What appears simple is not always so. Clearly, one with an abode in the U.S. is a resident. The Service directs us to Publication 54, a dog eared copy of which (or the digital equivalent) is in the possession of every U.S. expat, for an explanation of the term abode in this context.[vi]
“Abode” has been variously defined as one's home, habitation, residence, domicile, or place of dwelling. It does not mean your principal place of business. “Abode” has a domestic rather than a vocational meaning and does not mean the same as “tax home.” The location of your abode often will depend on where you maintain your economic, family, and personal ties.[vii]
The guidance goes further to clarify that section 911 and its regulations would allow that “neither temporary presence of the individual in the United States nor maintenance of a dwelling in the United States by an individual necessarily mean that the individual’s abode is in the United States.” Invoking the section 911 regulations specifically for this purpose highlights the inapplicability of those regulations to the 330 day rule, above.
A Note on Return Filing Deadlines
Throughout this Program timeframes are defined in terms of the last day (as extended) for filing a return. For the Form 1040, that will be April 15 for some taxpayers and October 15 for others. Still others will have a June 15 testing date. For the FBAR, that will be June 30.
Advisors need to be cognizant of these dates in relation to what they tie to. For instance, for 2013 a taxpayer outside the country qualified to file on June 16, 2014 who satisfies the non-residency rule for 2010 but not for 2011, 2012 and 2013 (remember, this need be met for only one of the three years) would want to keep the filing date for 2013 from passing as long as possible in order to file for the Foreign Offshore Program using the 2010 non-residency dates.
Had June 16, 2014 come and gone for that taxpayer without extension he cannot enter the Foreign Offshore Program. A similar analysis might benefit a taxpayer in the Domestic Offshore Program depending on how his year-end account values look for the relevant years for purposes of determining the penalty; in some cases letting a year pass helps, in others it could be devastating.
For the right taxpayer the Service has exhibited unusual generosity by waiving most if not all penalties and limiting the liability for past taxes to three years. But a detailed analysis is required to be certain one is the right taxpayer, as a mistake can be terribly costly.
HOPE THIS HELPS YOU HELP OTHERS MAKE A POSITIVE DIFFERENCE!
LISI Income Tax Planning Newsletter #71, (July 8, 2014) at http://www.LeimbergServices.com Copyright 2014 David S. Neufeld. Reproduction in Any Form or Forwarding to Any Person Prohibited – Without Express Written Permission.
[i] U.S. v. Carl Zwerner, Civ. No. 13-cv-22082 (S.D. Florida, May 28, 2014): jury verdict for 150% of account values (50% for each of 3 years). The case settled after trial for a lesser figure.
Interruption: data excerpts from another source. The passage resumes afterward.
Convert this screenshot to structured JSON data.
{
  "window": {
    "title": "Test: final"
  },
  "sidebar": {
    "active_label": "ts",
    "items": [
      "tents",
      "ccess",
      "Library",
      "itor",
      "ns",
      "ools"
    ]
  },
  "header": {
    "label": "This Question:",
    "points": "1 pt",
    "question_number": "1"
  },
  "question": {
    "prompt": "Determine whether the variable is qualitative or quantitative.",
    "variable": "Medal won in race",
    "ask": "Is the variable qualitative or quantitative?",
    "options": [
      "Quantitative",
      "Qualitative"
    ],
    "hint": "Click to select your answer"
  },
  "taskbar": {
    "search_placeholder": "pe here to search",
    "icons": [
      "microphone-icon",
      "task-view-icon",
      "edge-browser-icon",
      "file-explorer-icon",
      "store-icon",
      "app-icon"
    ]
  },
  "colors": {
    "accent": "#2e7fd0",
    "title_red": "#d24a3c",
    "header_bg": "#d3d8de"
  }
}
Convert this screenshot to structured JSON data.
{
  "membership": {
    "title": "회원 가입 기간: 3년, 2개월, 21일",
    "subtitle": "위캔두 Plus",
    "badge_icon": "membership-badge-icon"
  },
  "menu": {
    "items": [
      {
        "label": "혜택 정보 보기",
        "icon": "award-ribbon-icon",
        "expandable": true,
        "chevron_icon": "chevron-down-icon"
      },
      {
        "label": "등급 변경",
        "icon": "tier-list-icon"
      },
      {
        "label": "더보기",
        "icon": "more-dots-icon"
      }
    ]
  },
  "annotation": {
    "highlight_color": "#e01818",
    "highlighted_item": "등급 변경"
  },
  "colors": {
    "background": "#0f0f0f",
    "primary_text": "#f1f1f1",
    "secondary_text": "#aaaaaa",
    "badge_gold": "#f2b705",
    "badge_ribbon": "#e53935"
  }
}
[ii] Even non-citizen aliens are included in this group if they have a U.S. tax obligation and fail the substantial presence test for one of the prior three years.
[iii] See, e.g., Cheek v. U.S., 498 U.S. 192 (1991); Income Tax Reg. 301.6651-1(c).
[iv] U.S. v. Williams, 489 Fed.Appx. 655, 2012 WL 2948569 (C.A.4 (Va.)), 110 A.F.T.R.2d 2012-5298, 2012-2 USTC P 50,475 (4th Cir. 2012); U.S. v. McBride, 908 F.Supp.2d 1186, 110 A.F.T.R.2d 2012-6600, 2012-2 USTC P 50,666 (D. Utah 2012).
[v] Although the penalty is based on year-end values, the FBAR and Form 8938 filing requirements are based on thresholds relative to highest values during each year. An analysis must first look to the entire year to determine if a filing is mandated and then, if so, the year end value for the penalty calculation.
[vi] This author finds it galling that the Service continues to lazily refer taxpayers to Publications and then takes litigation positions that such reliance is improper…and the Tax Court buys it no less. See, e.g. Bobrow v. Commissioner, T.C.Memo 2014-21 (January 28, 2014).
[vii] Pub. 54, page 12. The concept of abode (or in New York, “permanent place of abode”) often comes up in the context of state residency. See Gaied v. New York State Tax Appeals Tribunal, 22 N.Y.3d 592, 6 N.E.3d 1113, 983 N.Y.S.2d 757, 2014 NY Slip Op 01101 (2/18/2014).